映画『幕末ヒポクラテスたち』あらすじ・キャスト解説!佐々木蔵之介主演で描く医療時代劇が公開に
2022年に逝去した大森一樹監督が遺した最後の映画企画を原点に、佐々木蔵之介主演で完成した医療時代劇『幕末ヒポクラテスたち』が、2026年5月8日(金)より新宿ピカデリーほか全国公開されます。 1980年公開の名作『ヒポクラテスたち』で日本映画史に鮮烈な足跡を残した大森監督が構想していた“医の原点”を描く物語を、かつて助監督を務めた緒方明が遺志を継ぎ、現代に蘇らせました。笑いと情熱に満ちた、人間味あふれる爽快な医療時代劇が誕生しました。 この記事では『幕末ヒポクラテスたち』のあらすじやキャストを紹介していきます。

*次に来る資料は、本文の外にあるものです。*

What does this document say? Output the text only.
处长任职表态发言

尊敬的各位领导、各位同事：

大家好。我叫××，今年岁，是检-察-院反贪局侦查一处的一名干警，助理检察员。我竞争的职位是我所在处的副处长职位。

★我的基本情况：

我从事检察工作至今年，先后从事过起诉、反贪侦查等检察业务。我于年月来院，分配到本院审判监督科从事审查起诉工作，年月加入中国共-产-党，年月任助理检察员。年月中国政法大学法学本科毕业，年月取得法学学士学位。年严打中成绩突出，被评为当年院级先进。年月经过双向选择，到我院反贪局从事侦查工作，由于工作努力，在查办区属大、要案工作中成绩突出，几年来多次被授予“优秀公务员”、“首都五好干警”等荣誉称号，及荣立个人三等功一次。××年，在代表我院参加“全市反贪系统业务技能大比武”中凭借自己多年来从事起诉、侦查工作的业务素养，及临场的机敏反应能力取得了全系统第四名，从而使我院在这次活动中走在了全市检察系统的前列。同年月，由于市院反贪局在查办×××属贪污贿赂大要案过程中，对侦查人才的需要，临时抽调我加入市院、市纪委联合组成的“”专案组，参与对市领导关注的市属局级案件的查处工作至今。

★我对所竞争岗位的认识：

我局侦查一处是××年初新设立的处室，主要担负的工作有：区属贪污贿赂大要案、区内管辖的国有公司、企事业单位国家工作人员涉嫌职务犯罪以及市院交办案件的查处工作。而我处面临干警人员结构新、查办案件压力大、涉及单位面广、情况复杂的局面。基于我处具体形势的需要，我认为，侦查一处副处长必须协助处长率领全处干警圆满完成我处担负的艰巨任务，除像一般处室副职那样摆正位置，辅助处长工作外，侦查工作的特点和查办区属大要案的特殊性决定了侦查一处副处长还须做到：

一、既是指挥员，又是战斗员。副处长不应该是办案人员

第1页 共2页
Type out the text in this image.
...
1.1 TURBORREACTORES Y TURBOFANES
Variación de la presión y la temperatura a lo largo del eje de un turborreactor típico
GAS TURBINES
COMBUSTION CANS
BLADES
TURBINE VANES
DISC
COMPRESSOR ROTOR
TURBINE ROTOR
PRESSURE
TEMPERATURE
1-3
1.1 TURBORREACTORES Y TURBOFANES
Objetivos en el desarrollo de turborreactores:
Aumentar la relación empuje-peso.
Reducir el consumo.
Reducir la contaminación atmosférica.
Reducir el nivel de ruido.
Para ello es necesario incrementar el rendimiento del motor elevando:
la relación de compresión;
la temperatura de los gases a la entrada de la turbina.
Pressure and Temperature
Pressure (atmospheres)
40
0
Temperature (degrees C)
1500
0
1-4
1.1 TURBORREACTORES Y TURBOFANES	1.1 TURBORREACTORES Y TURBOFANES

映画『幕末ヒポクラテスたち』作品概要・あらすじ【ネタバレなし】
京都府立医科大学150周年記念映画として、日本の現代医学の夜明け前を描きます。
映画『幕末ヒポクラテスたち』あらすじ
西洋医学を学んだ蘭方医・大倉太吉(佐々木蔵之介)は、身分や貧富の差を問わず、誰の命にも等しく向き合う医者でした。 一方、“どんな病も葛根湯”を信条とする漢方医・玄斎(内藤剛志)とは顔を合わせるたびに言い争う犬猿の仲。 そんなある夜、瀕死の重傷を負った気性の荒い青年・新左(藤原季節)が担ぎ込まれます。太吉は、前代未聞とも言える大胆な手術に挑み、新左の命を救います。 この出来事をきっかけに、人々の人生は少しずつ動き始め、やがて村全体を巻き込む出来事へと発展していきます。日本医学の“夜明け前”を生きる医師たちが見出す、明日への希望とは――。
映画『幕末ヒポクラテスたち』キャスト解説

大倉太吉役/佐々木蔵之介
好奇心旺盛で大胆、命のためなら常識にとらわれない蘭方医。おおらかさと情熱を併せ持つ主人公を、佐々木蔵之介が快活に演じます。
玄斎役/内藤剛志
漢方一筋の医師。太吉とは常に衝突しながらも、互いを認め合う関係へと変化していきます。
新左役/藤原季節
気性が荒く喧嘩っ早い青年。太吉に命を救われたことをきっかけに、自身の生き方を見つめ直していきます。
峰役/藤野涼子
新左の妹で、心優しく芯の強い女性。兄を思う気持ちが物語に温度を与えます。
大倉フミ役/真木よう子
監督は大森一樹の映画精神を受け継ぐ緒方明
本作の監督を務める緒方明は、大森一樹監督の助監督として現場を支えてきた人物です。 大森が遺した構想をもとに、師の映画精神を受け継ぎながら、現代の観客に届くテンポと語り口で物語を再構築しました。医療を題材にしながらも、専門性より人間の感情と行動に焦点を当てる演出が、本作を軽やかで温かな作品へと導いています。
映画『幕末ヒポクラテスたち』見どころ解説
本作の魅力は、医療という重いテーマを扱いながらも、爽快感とユーモアに満ちている点です。蘭方医と漢方医という対立構造は、単なる衝突ではなく、異なる価値観が共存していく過程として描かれることに。 また、命に向き合う医師たちの姿を通して、「医とは何か」「人を救うとはどういうことか」という普遍的な問いが、押しつけがましくなく観る者に投げかけられます。幕末という時代背景が、その問いをより鮮明に浮かび上がらせています。
映画『幕末ヒポクラテスたち』作品概要・あらすじ【ネタバレなし】
映画『幕末ヒポクラテスたち』は、大森一樹監督の遺志を未来へとつなぐ、温度と活力に満ちた医療時代劇です。 佐々木蔵之介を中心としたキャスト陣の生き生きとした演技と、人間へのまなざしに貫かれた物語が、観る者の心を軽やかに揺さぶります。 命と向き合う人々の奮闘を、ぜひ劇場で見届けてください。